Back in the early 1900s, you might have said the streets of Wilkeson were paved with coal. That’s not exactly true, but it does sum up the industry, which fueled this east Pierce County town from the 1880s onward.

In fact a Welsh immigrant to Wilkeson named George Morris opened a large coal vein right in the middle of town shortly after arriving in the early 1890s.

In time, the Morris family operated coal mines a mile northeast at South Willis and Spiketon. George’s sons, Abe, Jonas, John Henry, and brother-in-law Frank Merritt organized the South Willis mine in 1912. But like saw-mills of the day, fires sometimes ravaged the bunkers and plants where coal was processed.

This photo shows Frank Merritt (holding shovel) and George Morris (with mustache) after the fire, which consumed the South Willis facilities perhaps around 1917. Like a phoenix, rising from the ashes, the Morris family soon rebounded selling their coal holdings in Pierce County and acquiring Cassidy Coal Company’s Eureka mine in 1918. It was later renamed the Cumberland Coal Mining Co.

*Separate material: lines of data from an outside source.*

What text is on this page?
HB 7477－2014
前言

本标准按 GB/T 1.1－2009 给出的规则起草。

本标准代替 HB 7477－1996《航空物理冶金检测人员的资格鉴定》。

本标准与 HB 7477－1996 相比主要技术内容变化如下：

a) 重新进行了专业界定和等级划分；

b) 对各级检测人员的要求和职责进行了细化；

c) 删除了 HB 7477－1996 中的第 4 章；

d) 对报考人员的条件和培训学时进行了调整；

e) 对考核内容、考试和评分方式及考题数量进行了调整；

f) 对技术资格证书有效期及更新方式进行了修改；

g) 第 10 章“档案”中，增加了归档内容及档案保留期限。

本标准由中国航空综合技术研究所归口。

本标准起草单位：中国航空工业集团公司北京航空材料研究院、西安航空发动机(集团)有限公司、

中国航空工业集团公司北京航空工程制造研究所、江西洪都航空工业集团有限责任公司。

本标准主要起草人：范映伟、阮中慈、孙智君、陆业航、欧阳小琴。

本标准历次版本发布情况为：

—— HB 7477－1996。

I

In 1921, the family reorganized itself again as Morris Brothers Coal Mining Company, Inc., which acquired the town and mines of Durham, located between Selleck and Palmer-Kanaskat.

John Henry Morris next helped establish Palmer Coking Coal a company that incorporated in Durham in 1933. That company became the last to operate an underground coal mine in the state of Washington, closing the Rogers No. 3 in 1975. Today, Palmer sells sand, gravel, topsoil, and landscape products from the same sales yard it’s occupied in Black Diamond since the 1950s.